Gaius can work with matrices of any size, but it’ll do the recursive blocking in such a way that as many blocks as possible are of size 104 x 104. I just chose 104 as the cutoff because it seemed to give the best results in my limited testing.

The brief period where OpenBLAS beats Gaius is because OpenBLAS turns on it’s threads a bit earlier than Gaius.jl, but Julia’s threads have a significant enough startup cost that I found this to be a better choice over a wider parameter range. There’s definitely room for tweaking though!

1 Like

It is somewhat unsatisfying that in the practically important case of 64-bit floats there is no gain really.
Do you know why?

I’d argue that the gain over OpenBLAS for 64 bit floats is actually pretty significant over a wide range of matrix sizes, remember that these are log-log plots. For instance,

julia> using Gaius, BenchmarkTools, LinearAlgebra

julia> A, B, C = rand(104, 104), rand(104, 104), zeros(104, 104);

julia> @btime mul!($C, $A, $B);
  42.494 μs (0 allocations: 0 bytes)

julia> @btime Gaius.mul!($C, $A, $B);
  29.396 μs (32 allocations: 3.03 KiB)

julia> A, B, C = rand(50, 50), rand(50, 50), zeros(50, 50);

julia> @btime mul!($C, $A, $B);
  8.365 μs (0 allocations: 0 bytes)

julia> @btime Gaius.mul!($C, $A, $B);
  5.324 μs (0 allocations: 0 bytes)

though I’ll admit I cherry picked the 104 x 104 example.

But as to your question “do you know why?”, the answer is just that BLAS libraries tend to be the most optimized, non-trivial pieces of code out there.
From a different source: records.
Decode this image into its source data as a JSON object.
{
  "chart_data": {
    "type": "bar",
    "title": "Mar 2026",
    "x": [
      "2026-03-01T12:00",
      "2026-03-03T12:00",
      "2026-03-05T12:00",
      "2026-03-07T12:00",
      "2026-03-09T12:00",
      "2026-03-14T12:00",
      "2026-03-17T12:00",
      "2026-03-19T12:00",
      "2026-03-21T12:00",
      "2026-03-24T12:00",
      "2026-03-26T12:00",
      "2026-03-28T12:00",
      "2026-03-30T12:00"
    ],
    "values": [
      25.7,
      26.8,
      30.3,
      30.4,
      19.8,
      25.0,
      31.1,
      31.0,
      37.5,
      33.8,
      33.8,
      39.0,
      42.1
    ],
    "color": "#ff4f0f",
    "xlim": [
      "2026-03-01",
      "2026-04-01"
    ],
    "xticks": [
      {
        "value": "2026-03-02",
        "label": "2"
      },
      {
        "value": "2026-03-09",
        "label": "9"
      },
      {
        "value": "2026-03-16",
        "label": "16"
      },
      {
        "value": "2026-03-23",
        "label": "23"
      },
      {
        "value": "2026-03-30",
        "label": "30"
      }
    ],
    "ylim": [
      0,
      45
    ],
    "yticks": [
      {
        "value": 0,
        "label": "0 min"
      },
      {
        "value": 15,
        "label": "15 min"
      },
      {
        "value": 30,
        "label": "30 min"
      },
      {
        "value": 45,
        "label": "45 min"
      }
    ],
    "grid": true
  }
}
I’d argue that even trading blows with OpenBLAS is a worthwhile goal, especially if it means that we could one day get rid of OpenBLAS in the julia installation and have a pure-julia BLAS library.
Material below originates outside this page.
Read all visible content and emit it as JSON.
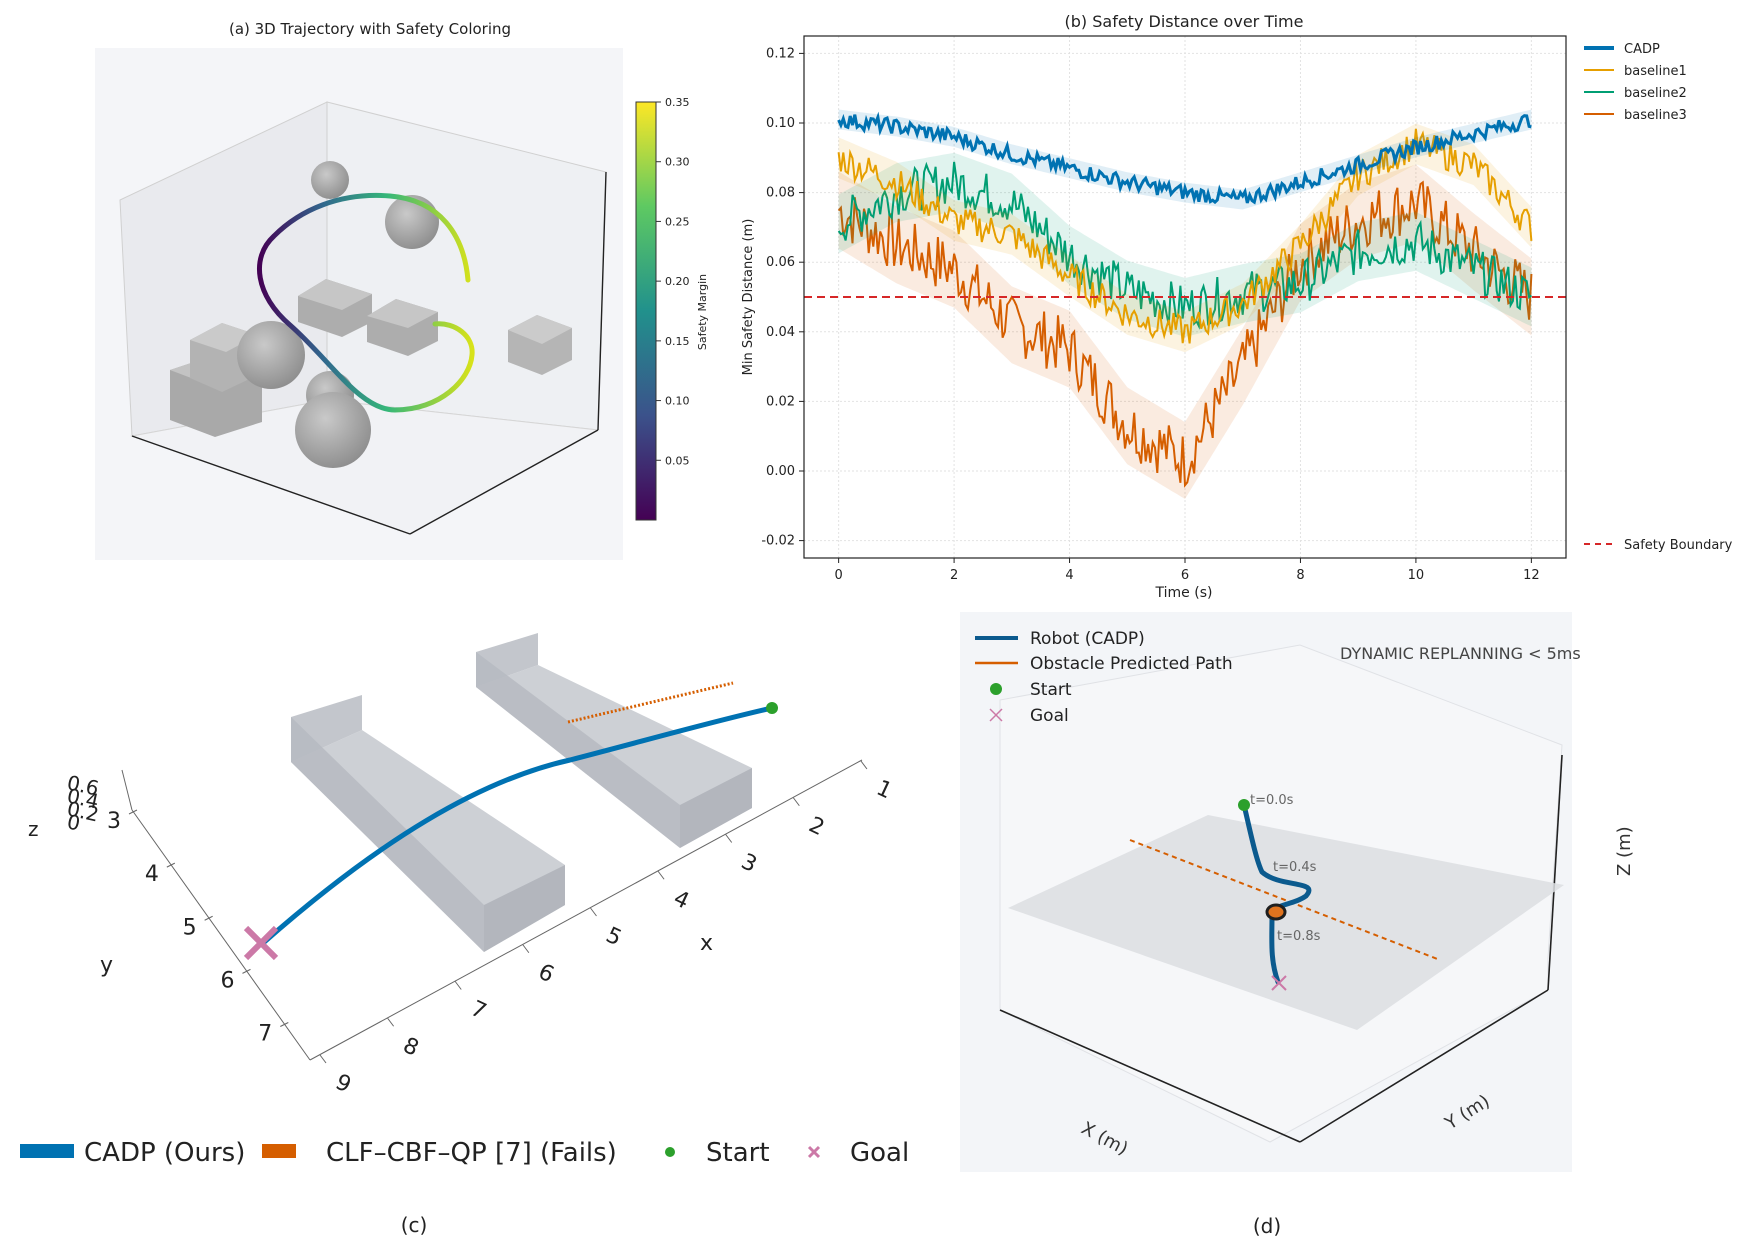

OpenBLAS is responsible for a quite significant amount of julia’s start-up overhead and it’s something we have little control over.

15 Likes

I agree with you 100%. But still, for integers your code is much more successful. Hence my question.

1 Like

Oh I see! OpenBLAS doesn’t do integer matrix multiplication, so julia is forced to use it’s generic matrix multiply fallback (which isn’t multi-threaded) when it encounters matrices of integers.

This is a real pain point, because it means that currently it’s actually faster to actually convert your matrix of Ints to Float64s before multiplication, but you don’t always want to do that, hence a big advantage to using Gaius.

4 Likes

Oh, duh. My bad. Thanks for this brilliant bit of work. I see a great future for pure-Julia LA.